Ritik Bompilwar
AI Researcher & Engineer
Video Understanding
Multimodal AI
Agentic Harness
Hello, I am Ritik. I build AI systems that combine strong research with practical product development. My work spans agentic AI, multimodal models, video understanding, deep learning, and computer vision. My expertise spans:
Agentic Harness & AI Engineering: As part of an academic collaboration, I developed AI agents to optimize procurement operations for the Commonwealth of Massachusetts, contributing to work recognized with a NASPO award. I also built AdGen, a multimodal creative storytelling platform that lets users generate AI images and videos, and Ragnarok, an MCP server that enables secure web search for open-source LLMs.

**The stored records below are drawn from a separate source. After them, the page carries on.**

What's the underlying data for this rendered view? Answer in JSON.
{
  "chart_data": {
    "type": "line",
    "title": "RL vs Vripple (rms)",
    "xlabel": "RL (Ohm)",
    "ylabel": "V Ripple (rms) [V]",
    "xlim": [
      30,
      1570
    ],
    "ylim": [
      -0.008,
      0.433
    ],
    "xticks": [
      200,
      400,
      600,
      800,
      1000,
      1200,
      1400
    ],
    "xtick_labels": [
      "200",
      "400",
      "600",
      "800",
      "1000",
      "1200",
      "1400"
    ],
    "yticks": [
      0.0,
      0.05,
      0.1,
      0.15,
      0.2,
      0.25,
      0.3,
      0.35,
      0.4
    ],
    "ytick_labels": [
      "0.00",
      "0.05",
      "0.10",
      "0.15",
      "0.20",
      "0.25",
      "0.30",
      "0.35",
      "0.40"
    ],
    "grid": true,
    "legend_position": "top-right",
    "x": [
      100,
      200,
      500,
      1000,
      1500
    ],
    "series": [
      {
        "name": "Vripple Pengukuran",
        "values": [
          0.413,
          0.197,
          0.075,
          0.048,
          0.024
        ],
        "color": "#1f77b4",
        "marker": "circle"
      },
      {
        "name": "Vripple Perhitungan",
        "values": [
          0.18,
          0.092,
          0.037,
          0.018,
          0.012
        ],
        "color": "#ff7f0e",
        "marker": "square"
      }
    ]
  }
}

Multi-modal Models & Video Understanding: My master's thesis focuses on pose-based temporal activity segmentation and shot progress in cricket. I built a 72,000-frame fine-grained video understanding dataset and developed a novel method for biomechanical analysis and shot recognition in cricket videos. My work, QualiVision, focused on quality evaluation of AI-generated videos and was featured on the challenge leaderboard. It was published at ICCVW alongside the official VQualA 2025 Challenge paper. I also built AdRec, a multimodal product recommendation system based on product images.
Deep Learning & Computer Vision: At Dalhousie University, I developed a machine vision system for weed detection in wild blueberry fields to help farmers reduce spraying costs. I built semi-supervised data-labeling workflows, benchmarked object-detection models, and deployed optimized models for real-time inference on edge devices. At Big Vision, I developed applied computer-vision systems for medical imaging and aerial object detection, and authored a three-part series on TensorFlow Lite model optimization for LearnOpenCV.